Annotation, and mask the genome using RepeatMasker
RepeatMasker -nolow -norna -a -s -gff -cutoff 225 -no_is -pa 40 -lib Combined_Lib.fa Input_Genome.fa -dir Output
- -cutoff: Sets cutoff score for masking repeats when using -lib
- -no_is: Skips bacterial insertion element check
- -lib: Allows use of a custom library
- -norna: Does not mask small RNA (pseudo) genes
- -nolow: Does not mask low_complexity DNA or simple repeats
- -a:Writes alignments in .align output file
- -s: Slow search; 0-5% more sensitive, 2-3 times slower than default
- -gff:Creates an additional Gene Feature Finding format output
Additionally, the copy number of each TE and determined genome coverage from the RepeatMasker output files (.out), which correspond to the number of insertions identified in the masked genomes. The remaining unmasked portion of the genome is scanned using RepeatModeler with default settings to detect any unclassified TEs such as TIRs that were missed by structure-based TE identification.

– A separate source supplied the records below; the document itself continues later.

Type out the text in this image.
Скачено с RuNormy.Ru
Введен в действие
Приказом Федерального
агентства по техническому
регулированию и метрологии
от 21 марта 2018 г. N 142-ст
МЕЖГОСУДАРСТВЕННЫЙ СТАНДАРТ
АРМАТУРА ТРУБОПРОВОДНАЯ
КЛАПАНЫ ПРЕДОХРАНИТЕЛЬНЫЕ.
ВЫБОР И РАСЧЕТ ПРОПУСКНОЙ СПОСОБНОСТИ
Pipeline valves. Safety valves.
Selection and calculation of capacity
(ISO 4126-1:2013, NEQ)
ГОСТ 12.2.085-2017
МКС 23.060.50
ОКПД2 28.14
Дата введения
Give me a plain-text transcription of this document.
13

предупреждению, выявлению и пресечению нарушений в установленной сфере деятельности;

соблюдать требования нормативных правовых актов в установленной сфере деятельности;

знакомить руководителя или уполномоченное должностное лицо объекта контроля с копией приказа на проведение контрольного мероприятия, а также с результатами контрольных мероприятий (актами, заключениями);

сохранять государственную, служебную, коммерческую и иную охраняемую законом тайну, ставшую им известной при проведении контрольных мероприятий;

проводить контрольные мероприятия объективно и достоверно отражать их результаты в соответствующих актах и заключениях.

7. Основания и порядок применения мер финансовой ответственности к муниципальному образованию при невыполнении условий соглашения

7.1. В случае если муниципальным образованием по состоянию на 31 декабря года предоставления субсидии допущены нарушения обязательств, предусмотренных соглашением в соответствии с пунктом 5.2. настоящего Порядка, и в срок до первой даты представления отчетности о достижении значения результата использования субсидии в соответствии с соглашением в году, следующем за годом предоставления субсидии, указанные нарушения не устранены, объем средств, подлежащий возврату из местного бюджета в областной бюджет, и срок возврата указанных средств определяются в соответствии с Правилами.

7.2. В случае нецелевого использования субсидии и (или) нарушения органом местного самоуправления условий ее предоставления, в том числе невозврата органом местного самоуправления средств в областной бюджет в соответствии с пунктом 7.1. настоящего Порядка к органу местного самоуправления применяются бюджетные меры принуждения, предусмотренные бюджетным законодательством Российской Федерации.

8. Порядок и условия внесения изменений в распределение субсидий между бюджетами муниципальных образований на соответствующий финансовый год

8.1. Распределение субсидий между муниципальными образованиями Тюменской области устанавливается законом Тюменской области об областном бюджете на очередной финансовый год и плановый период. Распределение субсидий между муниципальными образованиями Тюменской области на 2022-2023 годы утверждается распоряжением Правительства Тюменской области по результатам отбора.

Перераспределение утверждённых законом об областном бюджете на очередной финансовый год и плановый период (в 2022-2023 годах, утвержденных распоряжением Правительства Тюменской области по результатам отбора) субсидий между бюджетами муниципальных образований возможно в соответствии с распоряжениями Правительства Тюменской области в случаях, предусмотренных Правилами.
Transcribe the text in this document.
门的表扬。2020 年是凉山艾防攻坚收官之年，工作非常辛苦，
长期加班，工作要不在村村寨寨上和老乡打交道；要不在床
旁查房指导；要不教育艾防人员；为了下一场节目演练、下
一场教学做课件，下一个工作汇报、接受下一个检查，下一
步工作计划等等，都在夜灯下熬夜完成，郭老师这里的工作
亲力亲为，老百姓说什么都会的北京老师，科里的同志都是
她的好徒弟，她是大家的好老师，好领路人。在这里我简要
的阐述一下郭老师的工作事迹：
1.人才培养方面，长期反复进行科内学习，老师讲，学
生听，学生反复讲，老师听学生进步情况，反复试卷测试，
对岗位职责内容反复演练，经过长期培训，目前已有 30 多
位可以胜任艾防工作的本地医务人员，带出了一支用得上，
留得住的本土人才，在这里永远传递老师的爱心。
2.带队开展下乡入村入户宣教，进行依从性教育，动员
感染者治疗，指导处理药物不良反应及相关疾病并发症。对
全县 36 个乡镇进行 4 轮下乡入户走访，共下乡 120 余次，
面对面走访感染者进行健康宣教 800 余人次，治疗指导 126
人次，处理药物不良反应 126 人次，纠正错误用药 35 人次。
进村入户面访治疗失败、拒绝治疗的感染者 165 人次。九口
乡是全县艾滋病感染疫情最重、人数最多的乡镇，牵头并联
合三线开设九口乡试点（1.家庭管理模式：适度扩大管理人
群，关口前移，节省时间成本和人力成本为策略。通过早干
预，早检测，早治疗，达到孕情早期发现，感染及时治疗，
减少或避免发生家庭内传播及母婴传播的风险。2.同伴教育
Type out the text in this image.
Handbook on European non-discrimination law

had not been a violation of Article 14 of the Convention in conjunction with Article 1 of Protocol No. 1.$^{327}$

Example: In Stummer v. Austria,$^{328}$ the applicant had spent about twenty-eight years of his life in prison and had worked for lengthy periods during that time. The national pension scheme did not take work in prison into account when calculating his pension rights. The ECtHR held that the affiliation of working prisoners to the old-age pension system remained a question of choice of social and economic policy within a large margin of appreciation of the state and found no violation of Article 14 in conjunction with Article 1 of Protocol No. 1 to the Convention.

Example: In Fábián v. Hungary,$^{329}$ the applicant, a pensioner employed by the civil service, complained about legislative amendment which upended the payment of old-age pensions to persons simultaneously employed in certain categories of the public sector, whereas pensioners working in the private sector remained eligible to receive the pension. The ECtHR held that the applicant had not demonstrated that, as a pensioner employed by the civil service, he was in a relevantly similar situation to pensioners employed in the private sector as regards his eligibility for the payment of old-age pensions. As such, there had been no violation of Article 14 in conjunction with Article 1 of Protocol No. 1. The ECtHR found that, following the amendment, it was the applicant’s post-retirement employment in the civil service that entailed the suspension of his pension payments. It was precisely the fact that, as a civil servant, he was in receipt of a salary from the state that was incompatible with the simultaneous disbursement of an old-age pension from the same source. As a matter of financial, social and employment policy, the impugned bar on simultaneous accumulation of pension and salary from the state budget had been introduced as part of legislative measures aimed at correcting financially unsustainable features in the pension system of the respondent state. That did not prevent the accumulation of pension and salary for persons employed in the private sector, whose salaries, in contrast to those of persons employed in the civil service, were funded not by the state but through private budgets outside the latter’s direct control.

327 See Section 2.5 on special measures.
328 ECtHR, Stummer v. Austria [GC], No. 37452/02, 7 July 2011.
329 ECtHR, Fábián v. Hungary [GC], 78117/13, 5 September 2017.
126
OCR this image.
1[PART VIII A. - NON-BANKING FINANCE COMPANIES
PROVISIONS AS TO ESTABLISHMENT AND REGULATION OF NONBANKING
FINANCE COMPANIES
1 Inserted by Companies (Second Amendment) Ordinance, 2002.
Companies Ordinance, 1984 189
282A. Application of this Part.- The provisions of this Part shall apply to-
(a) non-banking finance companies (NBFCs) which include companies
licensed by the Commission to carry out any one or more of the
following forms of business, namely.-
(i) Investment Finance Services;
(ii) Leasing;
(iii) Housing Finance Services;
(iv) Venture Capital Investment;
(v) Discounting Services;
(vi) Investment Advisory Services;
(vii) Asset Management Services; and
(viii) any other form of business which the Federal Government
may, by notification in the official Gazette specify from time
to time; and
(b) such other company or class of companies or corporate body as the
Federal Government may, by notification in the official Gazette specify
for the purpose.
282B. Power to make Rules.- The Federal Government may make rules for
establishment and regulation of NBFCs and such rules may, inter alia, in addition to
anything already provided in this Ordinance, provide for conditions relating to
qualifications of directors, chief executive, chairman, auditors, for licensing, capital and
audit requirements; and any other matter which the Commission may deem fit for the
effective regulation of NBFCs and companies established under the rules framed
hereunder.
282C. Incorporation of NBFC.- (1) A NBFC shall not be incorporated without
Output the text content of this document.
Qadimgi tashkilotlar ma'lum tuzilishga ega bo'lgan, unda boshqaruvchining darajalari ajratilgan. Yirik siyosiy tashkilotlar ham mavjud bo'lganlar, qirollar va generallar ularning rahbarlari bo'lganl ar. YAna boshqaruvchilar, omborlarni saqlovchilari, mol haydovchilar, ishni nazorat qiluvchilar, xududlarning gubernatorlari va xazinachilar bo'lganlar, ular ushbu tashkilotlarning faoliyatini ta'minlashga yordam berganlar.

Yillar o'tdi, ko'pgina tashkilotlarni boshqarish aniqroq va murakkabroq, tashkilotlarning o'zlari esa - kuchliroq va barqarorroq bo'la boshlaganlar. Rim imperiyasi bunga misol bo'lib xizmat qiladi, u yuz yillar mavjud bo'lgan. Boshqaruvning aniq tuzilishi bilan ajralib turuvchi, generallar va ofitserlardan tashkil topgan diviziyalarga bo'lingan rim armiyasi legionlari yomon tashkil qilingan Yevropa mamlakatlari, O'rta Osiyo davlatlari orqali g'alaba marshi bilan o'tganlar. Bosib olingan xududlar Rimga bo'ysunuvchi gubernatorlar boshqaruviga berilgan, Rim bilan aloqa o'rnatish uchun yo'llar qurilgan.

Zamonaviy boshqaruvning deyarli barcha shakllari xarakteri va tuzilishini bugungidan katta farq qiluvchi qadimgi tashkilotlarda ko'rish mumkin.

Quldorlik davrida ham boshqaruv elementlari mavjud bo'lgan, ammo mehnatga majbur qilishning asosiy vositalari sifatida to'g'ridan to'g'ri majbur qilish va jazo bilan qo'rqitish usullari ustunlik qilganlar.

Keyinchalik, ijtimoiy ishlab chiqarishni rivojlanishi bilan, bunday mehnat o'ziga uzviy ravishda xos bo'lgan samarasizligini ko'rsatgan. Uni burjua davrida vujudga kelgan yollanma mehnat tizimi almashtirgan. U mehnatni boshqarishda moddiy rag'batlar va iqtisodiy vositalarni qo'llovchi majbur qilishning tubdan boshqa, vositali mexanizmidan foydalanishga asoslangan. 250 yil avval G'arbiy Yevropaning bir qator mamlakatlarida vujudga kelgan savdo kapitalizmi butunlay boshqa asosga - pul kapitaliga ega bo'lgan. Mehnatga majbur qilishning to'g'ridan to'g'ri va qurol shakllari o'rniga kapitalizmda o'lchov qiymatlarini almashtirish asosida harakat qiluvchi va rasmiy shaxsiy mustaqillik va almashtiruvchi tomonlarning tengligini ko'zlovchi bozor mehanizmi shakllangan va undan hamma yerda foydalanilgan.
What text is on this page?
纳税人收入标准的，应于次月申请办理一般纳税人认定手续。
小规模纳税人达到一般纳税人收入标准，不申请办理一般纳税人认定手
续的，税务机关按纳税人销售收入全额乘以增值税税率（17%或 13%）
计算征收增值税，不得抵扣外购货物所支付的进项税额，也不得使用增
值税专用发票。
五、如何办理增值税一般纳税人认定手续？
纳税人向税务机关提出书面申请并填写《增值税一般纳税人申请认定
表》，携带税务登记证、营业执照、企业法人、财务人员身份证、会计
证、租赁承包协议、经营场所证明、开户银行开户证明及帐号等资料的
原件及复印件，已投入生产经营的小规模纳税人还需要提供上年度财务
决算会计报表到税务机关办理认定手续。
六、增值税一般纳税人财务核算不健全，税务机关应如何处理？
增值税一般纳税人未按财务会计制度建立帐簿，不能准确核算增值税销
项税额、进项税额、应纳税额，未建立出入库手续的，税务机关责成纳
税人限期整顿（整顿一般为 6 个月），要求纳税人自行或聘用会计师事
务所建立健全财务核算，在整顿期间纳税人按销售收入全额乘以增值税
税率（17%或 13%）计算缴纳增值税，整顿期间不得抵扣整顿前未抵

Collecting repetitive sequences missed by previouse Structure-based tools using RepeatModeler
The remaining sequence is then used as the input for RepeatModeler:
BuildDatabase -name MaskedGenome Output.masked.fna
RepeatModeler -database MaskedGenome
Among the sequences generated by RepeatModeler, some are associated with identities and others are not. The script repeatmodeler_parse.pl separates elements without identities into repeatmodeler_unknowns and the others in repeatmodeler_identities.
- Finally the candidate duplication removal assisted using seqket rmdup.
- Filtered library used as an input for reannotation using RepeatMasker To estimate the final Transposable elements in the genome.